Contamos com seu empenho para implementar medidas que remediem as falhas do sistema. A fim de reduzir a superpopulação carcerária, seu governo deveria tentar limitar a duração da detenção antes do julgamento e promover o uso de sentenças alternativas - tais como exigir serviço comunitário em vez de encarceramento - para indivíduos condenados por crimes não violentos que não oferecem risco à sociedade. Para conter a brutalidade da polícia e dos guardas, seu governo deveria promover mecanismos eficazes de investigação e denúncia de práticas abusivas e assegurar-se de que autoridades policiais e carcerárias recebam treinamento completo sobre as normas brasileiras e internacionais que demandam o tratamento humano de prisioneiros. Os encarregados da detenção juvenil, em particular, deveriam receber treinamento especializado sobre os padrões estabelecidos no Estatuto da Criança e do Adolescente, bem como sobre as estratégias apropriadas para lidar com os detentos juvenis.
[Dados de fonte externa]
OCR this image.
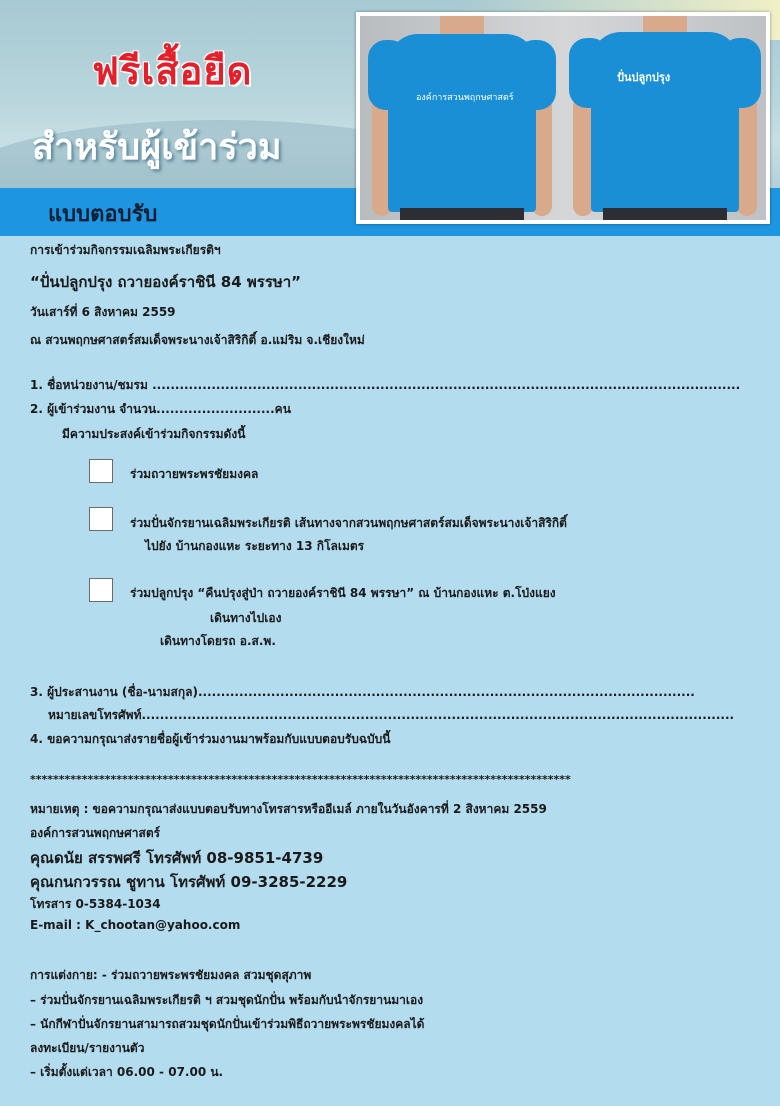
ฟรีเสื้อยืด
สำหรับผู้เข้าร่วม
แบบตอบรับ
องค์การสวนพฤกษศาสตร์
ปั่นปลูกปรุง
การเข้าร่วมกิจกรรมเฉลิมพระเกียรติฯ
“ปั่นปลูกปรุง ถวายองค์ราชินี 84 พรรษา”
วันเสาร์ที่ 6 สิงหาคม 2559
ณ สวนพฤกษศาสตร์สมเด็จพระนางเจ้าสิริกิติ์ อ.แม่ริม จ.เชียงใหม่
1. ชื่อหน่วยงาน/ชมรม .................................................................................................................................
2. ผู้เข้าร่วมงาน จำนวน..........................คน
มีความประสงค์เข้าร่วมกิจกรรมดังนี้
ร่วมถวายพระพรชัยมงคล
ร่วมปั่นจักรยานเฉลิมพระเกียรติ เส้นทางจากสวนพฤกษศาสตร์สมเด็จพระนางเจ้าสิริกิติ์
ไปยัง บ้านกองแหะ ระยะทาง 13 กิโลเมตร
ร่วมปลูกปรุง “คืนปรุงสู่ป่า ถวายองค์ราชินี 84 พรรษา” ณ บ้านกองแหะ ต.โป่งแยง
เดินทางไปเอง
เดินทางโดยรถ อ.ส.พ.
3. ผู้ประสานงาน (ชื่อ-นามสกุล).............................................................................................................
หมายเลขโทรศัพท์..................................................................................................................................
4. ขอความกรุณาส่งรายชื่อผู้เข้าร่วมงานมาพร้อมกับแบบตอบรับฉบับนี้
**********************************************************************************************
หมายเหตุ : ขอความกรุณาส่งแบบตอบรับทางโทรสารหรืออีเมล์ ภายในวันอังคารที่ 2 สิงหาคม 2559
องค์การสวนพฤกษศาสตร์
คุณดนัย สรรพศรี โทรศัพท์ 08-9851-4739
คุณกนกวรรณ ชูทาน โทรศัพท์ 09-3285-2229
โทรสาร 0-5384-1034
E-mail : K_chootan@yahoo.com
การแต่งกาย: - ร่วมถวายพระพรชัยมงคล สวมชุดสุภาพ
– ร่วมปั่นจักรยานเฉลิมพระเกียรติ ฯ สวมชุดนักปั่น พร้อมกับนำจักรยานมาเอง
– นักกีฬาปั่นจักรยานสามารถสวมชุดนักปั่นเข้าร่วมพิธีถวายพระพรชัยมงคลได้
ลงทะเบียน/รายงานตัว
– เริ่มตั้งแต่เวลา 06.00 - 07.00 น.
Com o objetivo de melhorar as condições físicas severas, seu governo deveria trabalhar com as autoridades policiais e carcerárias estaduais para garantir a todos os prisioneiros as necessidades básicas, inclusive colchões e cobertas, água suficiente e suprimentos sanitários básicos. Os fundos federais para as novas unidades de detenção e as existentes deveriam ser distribuídos àquelas que visam atender as necessidades especiais das crianças no que diz respeito a privacidade, oportunidades de associação com outros jovens, educação e participação em exercícios físicos e atividades de lazer. Finalmente, para corrigir as graves deficiências no provimento de atenção médica, seu governo deveria trabalhar com autoridades carcerárias e policiais para assegurar aos prisioneiros acesso a médicos e remédios.

Uma terceira área de preocupação é a falha do governo federal em investigar, denunciar e punir crimes graves contra os direitos humanos. Segundo a lei internacional, o governo é o responsável final por violações dos direitos humanos cometidas por agentes do Estado, sejam eles funcionários municipais, estaduais ou federais. Atualmente, porém, a lei brasileira concede jurisdição sobre muitos desses casos somente às autoridades estaduais, freqüentemente suscetíveis à influência indevida de políticos locais e elites econômicas. O resultado é que crimes graves contra os direitos humanos não são punidos.

Em maio de 2002, por exemplo, um tribunal do Pará condenou dois policiais militares graduados pelo massacre de dezenove camponeses em Eldorado dos Carajás em 1996. Mas a seguir o judiciário estadual absolveu nove sargentos da polícia e outros 126 oficiais da polícia militar que serviram sob suas ordens. Os promotores encarregados do caso anunciaram planos de recorrer da absolvição, argumentando que "a condenação dos oficiais de alta patente e não dos que perpetraram o massacre é absurda". O Movimento dos Sem Terra e a Sociedade Paraense de Proteção dos Direitos Humanos já tinham se eximido do caso alegando que os juízes do tribunal estadual estavam sujeitos à pressão dos políticos e donos de terra locais. A consciência da corruptibilidade do judiciário local e, mais ainda, da sua incapacidade de denunciar todos os responsáveis pelo massacre aponta para a necessidade de que os tribunais federais assumam a responsabilidade por casos importantes e politicamente sensíveis como esse.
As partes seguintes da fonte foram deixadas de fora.